Napoleon Solo was dropping from an opening in the rock onto one of the searchers.

He landed on the man’s shoulders and sent him sprawling, twisting the gun from his grasp as he fell. Before they were up, the other two had spun around, pistols raised. Illya dropped one with the Walther, but the other fired simultaneously with the roar of Solo’s borrowed gun. Both shots found targets: the Thrush gunman slumped to the floor—and the slug meant for Solo slammed into the back of the man he had jumped on, just as he was rising to grapple with the agent.

“Three down and six to go!” Solo yelled. “Nice to see you, Illya! Stay there and cover me while I try and get the guns from the dead ones up in the gallery.”

Footsteps clattered towards them from the other cavern as Solo sprinted for the stairs. The Walther PPK boomed deafeningly as Illya fired in support. Marshel, Ahmed and Fawzi withdrew hurriedly around the corner of the archway.

“Any luck?” the Russian called. Solo’s head appeared over the balcony railing. It shook slowly from side to side. “They’d already thought of it and lifted them,” he said. “Look out! Behind you!”

Kuryakin whirled and flung himself flat behind the fork-lift truck as a fusillade of shots erupted from among the line of parked trucks. The three men returned from the power station.

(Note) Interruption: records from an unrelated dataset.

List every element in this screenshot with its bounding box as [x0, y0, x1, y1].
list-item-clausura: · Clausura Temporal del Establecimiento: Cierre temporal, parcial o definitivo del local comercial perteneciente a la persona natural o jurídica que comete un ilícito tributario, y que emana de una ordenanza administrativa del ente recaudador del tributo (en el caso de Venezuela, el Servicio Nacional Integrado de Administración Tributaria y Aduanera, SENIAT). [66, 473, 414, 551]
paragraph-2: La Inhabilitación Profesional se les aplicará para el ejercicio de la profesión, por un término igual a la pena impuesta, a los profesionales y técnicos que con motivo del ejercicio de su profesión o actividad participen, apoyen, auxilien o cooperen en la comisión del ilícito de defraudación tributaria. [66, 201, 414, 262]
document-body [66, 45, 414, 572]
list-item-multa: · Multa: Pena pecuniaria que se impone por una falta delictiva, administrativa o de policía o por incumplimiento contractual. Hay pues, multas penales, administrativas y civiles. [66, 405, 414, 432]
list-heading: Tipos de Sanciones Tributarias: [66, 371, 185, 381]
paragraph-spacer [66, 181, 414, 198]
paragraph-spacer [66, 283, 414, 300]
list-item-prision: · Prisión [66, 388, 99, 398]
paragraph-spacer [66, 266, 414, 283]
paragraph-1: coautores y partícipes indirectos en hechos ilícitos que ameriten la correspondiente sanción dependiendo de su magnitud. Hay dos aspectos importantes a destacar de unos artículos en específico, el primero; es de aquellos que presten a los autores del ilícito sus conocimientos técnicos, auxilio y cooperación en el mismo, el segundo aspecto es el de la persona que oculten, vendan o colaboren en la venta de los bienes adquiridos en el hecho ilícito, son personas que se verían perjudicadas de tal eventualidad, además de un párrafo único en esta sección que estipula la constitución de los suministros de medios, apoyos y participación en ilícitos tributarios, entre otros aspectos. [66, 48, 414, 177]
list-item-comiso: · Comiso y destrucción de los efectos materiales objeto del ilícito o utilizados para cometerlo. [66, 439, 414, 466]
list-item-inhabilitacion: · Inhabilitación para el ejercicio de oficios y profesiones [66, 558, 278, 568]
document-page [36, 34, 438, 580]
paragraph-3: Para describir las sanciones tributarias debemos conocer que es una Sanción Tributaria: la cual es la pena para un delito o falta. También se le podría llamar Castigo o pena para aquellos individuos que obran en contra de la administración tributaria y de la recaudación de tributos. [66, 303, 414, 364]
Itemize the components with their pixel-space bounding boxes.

He emptied the Walther and began firing the camera-gun, although the range was really too great for the tiny weapon. Two of the men were already sprawled on the ground between the heavy wheels, but bullets from the third were striking sparks from the steel frame of the fork-lift uncomfortably close to Illya’s head. He couldn’t see where the man was hidden—and then suddenly a final shot from Solo’s gun, which had been firing sporadically in his support, flushed him out. He careened sideways from the cab of one of the army trucks, scrabbled futilely at the starred windscreen, and plunged to the rock flooring.